Article 578. Cancellation of a gift.
1. A donor has the right to cancel a donation if the donee has committed an attempt on his life, the life of one of his family members or close relatives, or has deliberately caused the donor injuries.
In the event of the intentional deprivation of the donor’s life, the right to demand that the donation be canceled in a court belongs to the heirs of the donor.
2. A donor shall have the right to demand in court to abolish the donation, if the treatment of the donee with a donated item that represents a great non-property value for the donor poses a threat to its irretrievable loss.
3. At the request of the interested person, the court may cancel a gift made by an individual entrepreneur or a legal entity in violation of the provisions of the law on insolvency (bankruptcy) at the expense of funds related to its business activities within six months preceding the declaration of such person insolvent (bankrupt).
4. The donation contract may stipulate the right of the donor to cancel the donation in case he outlives the donee.
5. In case of cancellation of a gift, the donee is obliged to return the donated item if it was kept in kind at the time of the cancellation of the gift.
Article 579. Cases in which the refusal to execute a gift contract and the cancellation of a gift are impossible.
The rules on the refusal to execute a gift contract (Article 577) and on the cancellation of a gift (Article 578) do not apply to ordinary gifts of low value.
Article 580. Consequences of harm due to deficiencies of the donated thing.
Harm caused to life, health or property of a donee as a result of deficiencies of a donated item shall be reimbursed by the donor in accordance with the rules provided for by Chapter 59 of this Code, if it is proved that these defects occurred prior to the transfer of the thing to the donee, are not explicit and donor, although and knew about them, did not warn the donee about them.
Article 581. Succession at the promise of donation.
1. The rights of a donee to whom a gift is promised under a gift agreement shall not be transferred to his heirs (assignees), unless otherwise provided by the gift agreement.
2. The obligations of the donor, who promised the gift, shall be transferred to his heirs (assignees), unless otherwise provided by the contract of gift.
Article 582. Donations.
1. A donation is a gift of a thing or right for generally useful purposes.
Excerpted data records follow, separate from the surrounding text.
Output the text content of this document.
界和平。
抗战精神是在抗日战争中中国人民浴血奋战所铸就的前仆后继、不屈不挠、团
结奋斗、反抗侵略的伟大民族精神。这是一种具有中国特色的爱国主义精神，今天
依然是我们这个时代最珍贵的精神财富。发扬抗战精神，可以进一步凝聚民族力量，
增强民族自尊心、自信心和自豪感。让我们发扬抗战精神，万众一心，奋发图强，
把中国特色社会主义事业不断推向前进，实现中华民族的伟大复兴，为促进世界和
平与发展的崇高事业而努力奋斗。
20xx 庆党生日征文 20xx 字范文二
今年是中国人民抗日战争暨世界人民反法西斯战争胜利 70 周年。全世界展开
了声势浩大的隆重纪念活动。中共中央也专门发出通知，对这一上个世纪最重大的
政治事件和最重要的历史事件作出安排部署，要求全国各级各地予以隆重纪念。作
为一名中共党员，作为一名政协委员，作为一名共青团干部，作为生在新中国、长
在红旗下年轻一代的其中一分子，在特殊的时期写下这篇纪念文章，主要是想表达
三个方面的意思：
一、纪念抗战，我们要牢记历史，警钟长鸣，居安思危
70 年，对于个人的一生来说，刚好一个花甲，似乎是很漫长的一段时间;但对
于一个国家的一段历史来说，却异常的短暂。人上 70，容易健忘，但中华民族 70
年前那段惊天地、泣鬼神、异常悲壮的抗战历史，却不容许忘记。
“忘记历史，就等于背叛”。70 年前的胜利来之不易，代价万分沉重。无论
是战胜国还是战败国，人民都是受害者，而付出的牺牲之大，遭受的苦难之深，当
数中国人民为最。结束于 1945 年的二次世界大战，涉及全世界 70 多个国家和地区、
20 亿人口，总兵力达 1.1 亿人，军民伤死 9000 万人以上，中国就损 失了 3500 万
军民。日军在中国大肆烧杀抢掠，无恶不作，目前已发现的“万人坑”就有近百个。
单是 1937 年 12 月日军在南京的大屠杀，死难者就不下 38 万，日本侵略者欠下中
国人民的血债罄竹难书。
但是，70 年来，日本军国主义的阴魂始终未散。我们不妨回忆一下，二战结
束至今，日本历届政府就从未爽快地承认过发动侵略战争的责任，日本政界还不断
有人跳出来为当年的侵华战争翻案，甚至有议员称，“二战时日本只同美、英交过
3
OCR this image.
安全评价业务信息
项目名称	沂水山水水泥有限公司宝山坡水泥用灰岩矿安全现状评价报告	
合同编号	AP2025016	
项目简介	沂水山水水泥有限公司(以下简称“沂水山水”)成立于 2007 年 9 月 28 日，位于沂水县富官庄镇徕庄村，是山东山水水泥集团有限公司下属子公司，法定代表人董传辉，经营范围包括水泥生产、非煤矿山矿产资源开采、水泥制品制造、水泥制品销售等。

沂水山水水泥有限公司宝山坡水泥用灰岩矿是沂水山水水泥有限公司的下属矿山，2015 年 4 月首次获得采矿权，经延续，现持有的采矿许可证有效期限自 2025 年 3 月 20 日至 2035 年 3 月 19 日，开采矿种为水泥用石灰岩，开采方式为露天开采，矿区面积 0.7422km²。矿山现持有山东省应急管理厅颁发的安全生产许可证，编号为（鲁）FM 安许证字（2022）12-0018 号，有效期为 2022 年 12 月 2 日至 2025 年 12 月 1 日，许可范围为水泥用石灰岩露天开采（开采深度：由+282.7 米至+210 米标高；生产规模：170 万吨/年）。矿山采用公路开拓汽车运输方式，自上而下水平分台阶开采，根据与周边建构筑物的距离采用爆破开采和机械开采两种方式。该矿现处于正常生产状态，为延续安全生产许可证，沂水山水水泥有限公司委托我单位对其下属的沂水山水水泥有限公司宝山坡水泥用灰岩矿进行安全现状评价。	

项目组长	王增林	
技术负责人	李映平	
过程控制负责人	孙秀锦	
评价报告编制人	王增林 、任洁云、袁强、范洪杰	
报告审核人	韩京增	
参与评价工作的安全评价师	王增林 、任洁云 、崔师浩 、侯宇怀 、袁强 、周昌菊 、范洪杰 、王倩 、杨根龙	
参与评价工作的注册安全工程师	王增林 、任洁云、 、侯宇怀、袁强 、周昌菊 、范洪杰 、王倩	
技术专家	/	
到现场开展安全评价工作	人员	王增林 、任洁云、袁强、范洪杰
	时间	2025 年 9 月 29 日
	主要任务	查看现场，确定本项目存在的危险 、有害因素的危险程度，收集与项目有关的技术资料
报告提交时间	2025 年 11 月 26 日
Donations can be made to citizens, medical, educational institutions, institutions of social protection and other similar institutions, charitable, scientific and educational institutions, foundations, museums and other cultural institutions, public and religious organizations, as well as the state and other subjects of civil law specified in the article 124 of this Code.
2. To accept a donation does not require anyone's permission or consent.
3. Donation of property to a citizen must be, and to legal entities may be caused by the donor the use of this property for a specific purpose. In the absence of such a condition, donation of property to a citizen is considered an ordinary gift, and in other cases donated property is used by the donee in accordance with the purpose of the property.
A legal entity accepting a donation, for the use of which a specific purpose has been established, must keep separate records of all operations for the use of donated property.
4. If the use of donated property in accordance with the purpose indicated by the donor becomes impossible due to the changed circumstances, it can be used for another purpose only with the consent of the donor, and in the event of the death of the donor citizen or liquidation of the legal person - donor by court decision.
5. The use of donated property not in accordance with the purpose specified by the donor or changing this purpose in violation of the rules provided for in paragraph 4 of this article entitles the donor, his heirs or other assignee to demand the cancellation of the donation.
6. Articles 578 and 581 of this Code do not apply to donations.